# dogs an training scents



## grimm_mojo (Dec 30, 2007)

ok I bought some training scents few years back for got I had them an was wondering if any one had any idea if they still good .. I got few dogs I want try get started an some freshen up some . I'm thinking about starting dogs on bobcat an would like any suggestions on where to find some good scent 
an thanks in advance


----------



## alleyyooper (Apr 22, 2005)

I would contact the company about shelf life of the scents you have to see if they are still OK to use.

I goggled dog training scents and found a bunch of places that sell scents from Amazon to gun dog supply and even Cabela's.

I got some Pete Richards Phesant scent off Amazon to train my English Setter on birds and seems to have worked.


 Al


----------



## barnbilder (Jul 1, 2005)

I have experienced limited success using training scents on hounds through the years. Have seen experienced hounds that wouldn't mess with a drag track. It's not the real thing. Grawes comes closer than the rest, but still no substitute for the real thing. Better to find somebody with experienced cat dogs and see if they will let you run with them. Peer pressure is the best training tool. You are in a pretty good place, lot's of cats down there and lots of cat hunters. Most people in that part of the country run them with running dogs instead of tree dogs, from what I understand cats there stay in the thick stuff and don't climb much.


----------



## grimm_mojo (Dec 30, 2007)

Reason I'm considering bobcat is well I believe one ate all my laying hens . an like get a run for it lol I got plott hounds .

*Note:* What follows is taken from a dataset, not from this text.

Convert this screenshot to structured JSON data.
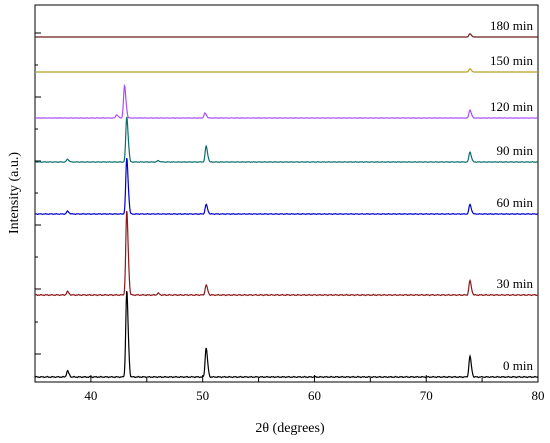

I was curious on scent one what I bought was from tinks . an well wondering if I should try it all I got is bear an hog scent .tried look it up but no luck . now the car scent I figured best but from someone that makes theirs from real scent


----------



## HeavyHauler (Dec 21, 2017)

How does one go about training their dog's nose?

I would like to learn, to get my dog trained; unfortunately no one in my area uses dogs for hunting/scentwork.


----------



## grimm_mojo (Dec 30, 2007)

Get scent of what you want them to find . put it on a rag or something an drag it out like a trail .. May have tease them a little but to get them into the scent


----------



## barnbilder (Jul 1, 2005)

Start with a well bred hound. It should be born with a strong desire to trail things. Discourage it from the the things you don't want it to trail and it should be left trailing the things you want. Try to set up situations for success and avoid situations where failure is highly likely. In other words, start tracks in snow, on desired game sightings, or turn in pups behind trained hounds. rather than letting them find their own track in areas frequented by undesirable game. You can't make them follow a track, they have to be born wanting to follow a track.

Tracking scents are difficult, getting something in a bottle that replicates the distinct scent profile that a passing animal makes is darn near impossible for we of limited olfactory capabilities. Most of them are heavy on urine, and unless you are after an animal with some form of incontinence, are not going to be very realistic. Then you have the issue of track direction. You are putting a smelly liquid on a rag, and dragging it, rubbing the liquid off. The scent could very possibly get weaker as you went, with some encouragement you could train your dog to be a backtracking idiot if you weren't extremely judicious with the use of training scents. There is probably more lasting good that will come out of using the scent on a dummy, be it an old hide or towel used for tug of war games with a pup, or possibly a mad raccoon in a cage, to get that scent in a pup's nose than actually laying trails with it.


----------